Prosecutor Antonio Vercher, pioneer of environmental law, dies | Climate and Environment

From being used so much, the term pioneer has become worn until it becomes a dull word. But if anyone had the right to have that adjective completely loaded with meaning next to their name, it was . Because he was a true pioneer in environmental law in Spain. For two decades, until last September, he was the coordinating prosecutor for the Environment and Urban Planning of Spain. The first, because that prosecutor’s office was born by his hand back in 2006, when the brick seemed like it was going to eat up the entire coast and bought councilors wherever it wanted. Later, his department evolved into other environmental crimes while awareness for the defense of the planet grew and specialists in this matter were established in all the country’s provincial prosecutor’s offices, of which, without a doubt, Vercher was an authoritative voice.

Vercher died this Saturday at the age of 72. He was born in Tavernes de la Valldigna, Valencia, and dedicated his life to law and the defense of our common home. “Environmental crime is a form of suicide,” he explained to EL PAÍS in last September, when he retired and had to leave the prosecutor’s office. “I’m leaving sad. I like what I’m doing, things are going well and, despite the regrets, the system is moving forward. And you think: there’s so much left to do,” he admitted.

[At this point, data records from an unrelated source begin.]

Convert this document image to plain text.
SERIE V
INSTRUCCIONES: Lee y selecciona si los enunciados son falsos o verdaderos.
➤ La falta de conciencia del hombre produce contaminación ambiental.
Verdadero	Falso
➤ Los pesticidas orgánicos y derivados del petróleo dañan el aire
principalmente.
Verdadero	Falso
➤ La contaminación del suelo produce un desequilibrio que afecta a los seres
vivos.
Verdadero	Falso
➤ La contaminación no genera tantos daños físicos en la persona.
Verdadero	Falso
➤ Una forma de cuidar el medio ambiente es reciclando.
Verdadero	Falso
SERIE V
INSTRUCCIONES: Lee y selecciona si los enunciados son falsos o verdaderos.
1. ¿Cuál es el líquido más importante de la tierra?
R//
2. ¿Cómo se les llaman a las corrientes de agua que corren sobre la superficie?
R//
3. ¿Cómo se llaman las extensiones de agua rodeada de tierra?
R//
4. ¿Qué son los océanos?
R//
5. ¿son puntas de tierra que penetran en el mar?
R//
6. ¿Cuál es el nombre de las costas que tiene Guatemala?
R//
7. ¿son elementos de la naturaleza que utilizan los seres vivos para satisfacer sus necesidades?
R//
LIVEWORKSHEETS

Because Vercher wanted to continue, although his 72 years already prevented him from doing so. He said it without losing his smile, although with the vertigo in his voice of not being clear about what was going to become of his life after having dedicated it completely to that vocation. He retired, but remained active writing articles, preparing a new book (), traveling wherever he was invited to listen to his teachings, and heading the Advisory Council of European Prosecutors.

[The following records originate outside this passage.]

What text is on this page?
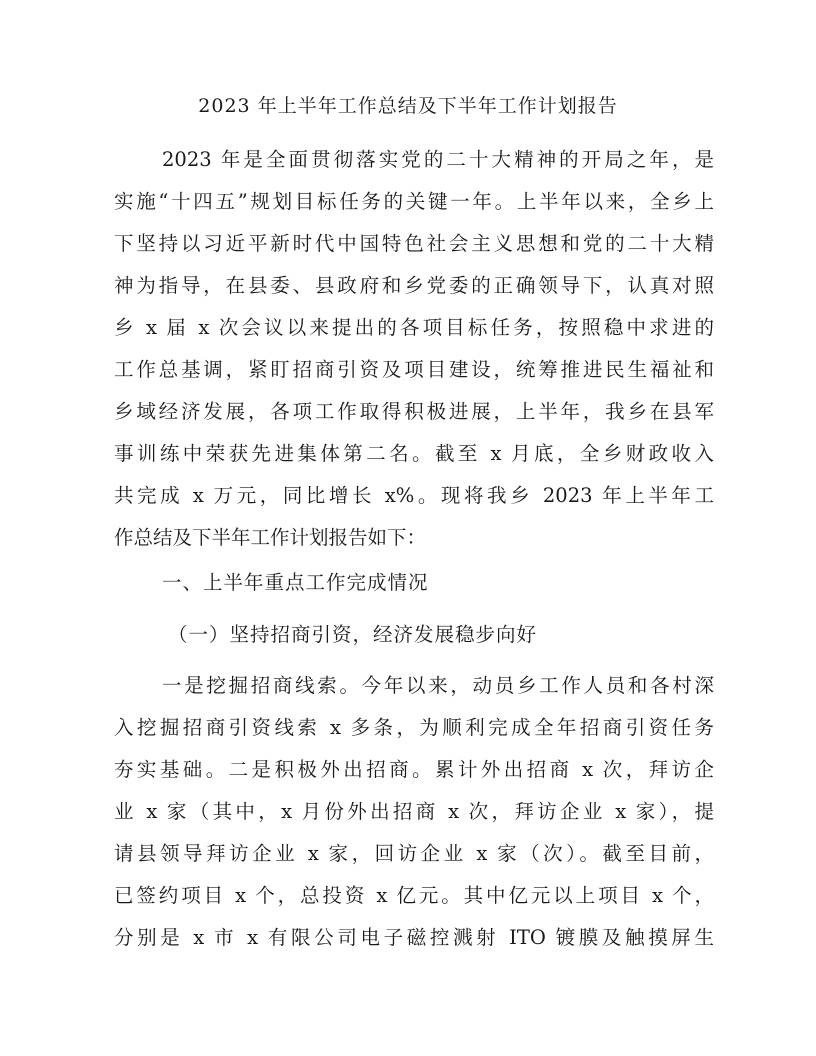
2023 年上半年工作总结及下半年工作计划报告
2023 年是全面贯彻落实党的二十大精神的开局之年，是
实施“十四五”规划目标任务的关键一年。上半年以来，全乡上
下坚持以习近平新时代中国特色社会主义思想和党的二十大精
神为指导，在县委、县政府和乡党委的正确领导下，认真对照
乡 x 届 x 次会议以来提出的各项目标任务，按照稳中求进的
工作总基调，紧盯招商引资及项目建设，统筹推进民生福祉和
乡域经济发展，各项工作取得积极进展，上半年，我乡在县军
事训练中荣获先进集体第二名。截至 x 月底，全乡财政收入
共完成 x 万元，同比增长 x%。现将我乡 2023 年上半年工
作总结及下半年工作计划报告如下：
一、上半年重点工作完成情况
（一）坚持招商引资，经济发展稳步向好
一是挖掘招商线索。今年以来，动员乡工作人员和各村深
入挖掘招商引资线索 x 多条，为顺利完成全年招商引资任务
夯实基础。二是积极外出招商。累计外出招商 x 次，拜访企
业 x 家（其中，x 月份外出招商 x 次，拜访企业 x 家），提
请县领导拜访企业 x 家，回访企业 x 家（次）。截至目前，
已签约项目 x 个，总投资 x 亿元。其中亿元以上项目 x 个，
分别是 x 市 x 有限公司电子磁控溅射 ITO 镀膜及触摸屏生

His first book, Comments on ecological crime, He published it in 1986, only three years after that figure was introduced into the Spanish Penal Code. “I read the book when I was Secretary of State for the Environment,” recalls Cristina Narbona, president of the PSOE. “And I wanted to meet him when I began my time as minister in 2004.” Narbona and Vercher collaborated in the reform of the Forestry Law to try to tackle the problem of fires and it was there that the creation of the Environmental Chamber prosecutor’s office was introduced, which Vercher took over in 2006.

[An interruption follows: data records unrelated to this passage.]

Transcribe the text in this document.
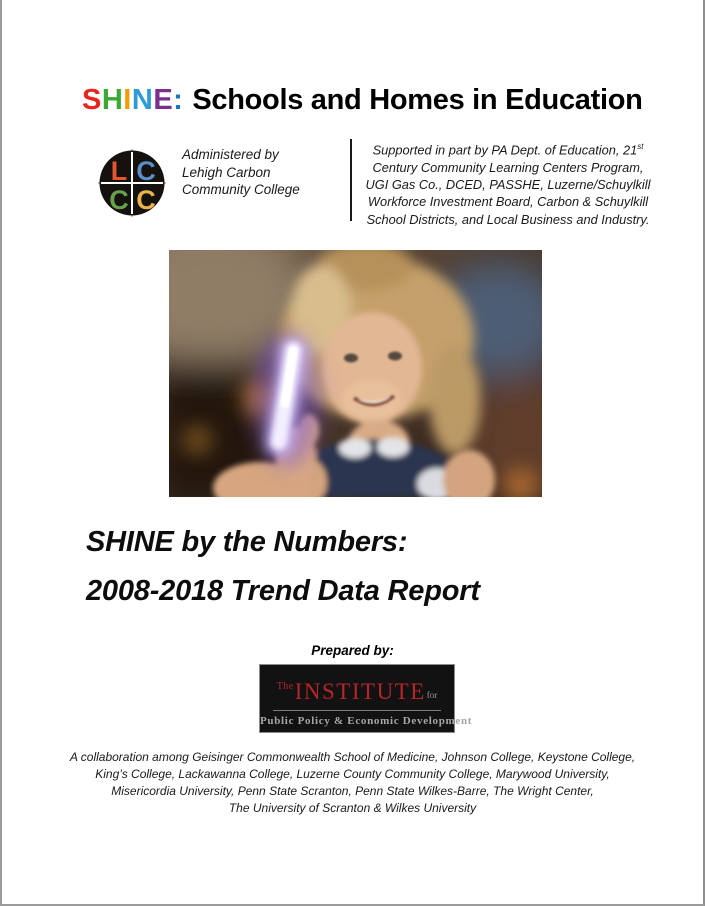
SHINE: Schools and Homes in Education
L C
C C
Administered by
Lehigh Carbon
Community College
Supported in part by PA Dept. of Education, 21st
Century Community Learning Centers Program,
UGI Gas Co., DCED, PASSHE, Luzerne/Schuylkill
Workforce Investment Board, Carbon & Schuylkill
School Districts, and Local Business and Industry.
SHINE by the Numbers:
2008-2018 Trend Data Report
Prepared by:
$^{The}$INSTITUTEfor
Public Policy & Economic Development
A collaboration among Geisinger Commonwealth School of Medicine, Johnson College, Keystone College,
King’s College, Lackawanna College, Luzerne County Community College, Marywood University,
Misericordia University, Penn State Scranton, Penn State Wilkes-Barre, The Wright Center,
The University of Scranton & Wilkes University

In the successive modifications of the Penal Code that have been undertaken in Spain, Vercher was always a voice to listen to. Although this prosecutor was concerned that too much criminal proceedings were used. “In 1983 there was only one article on environmental crimes in the Penal Code, 347 bis. Now we have almost 50 and only 42 years have passed,” he said six months ago.

Vercher, as Narbona recalls, advocated the “preventive and not just punitive function.” And from time to time he sent letters to the State Security Forces and Bodies and institutions alerting about problems such as forest fires, urban planning, animal abuse, air pollution… In addition, he always tried to look for innovative formulas and alternative paths in the law to tackle environmental problems.

The third vice president and minister for the Ecological Transition, Sara Aagesen, has described him as a “reference inside and outside our borders” on social networks. “He leaves us the duty to preserve what he dedicated his life to,” he added.

Vercher also leaves behind, in addition to such a renowned career, a son of whom he was proud and who, like him, decided to dedicate himself to law and today is a judge. And a garden in his town to which since September he could dedicate a little more time.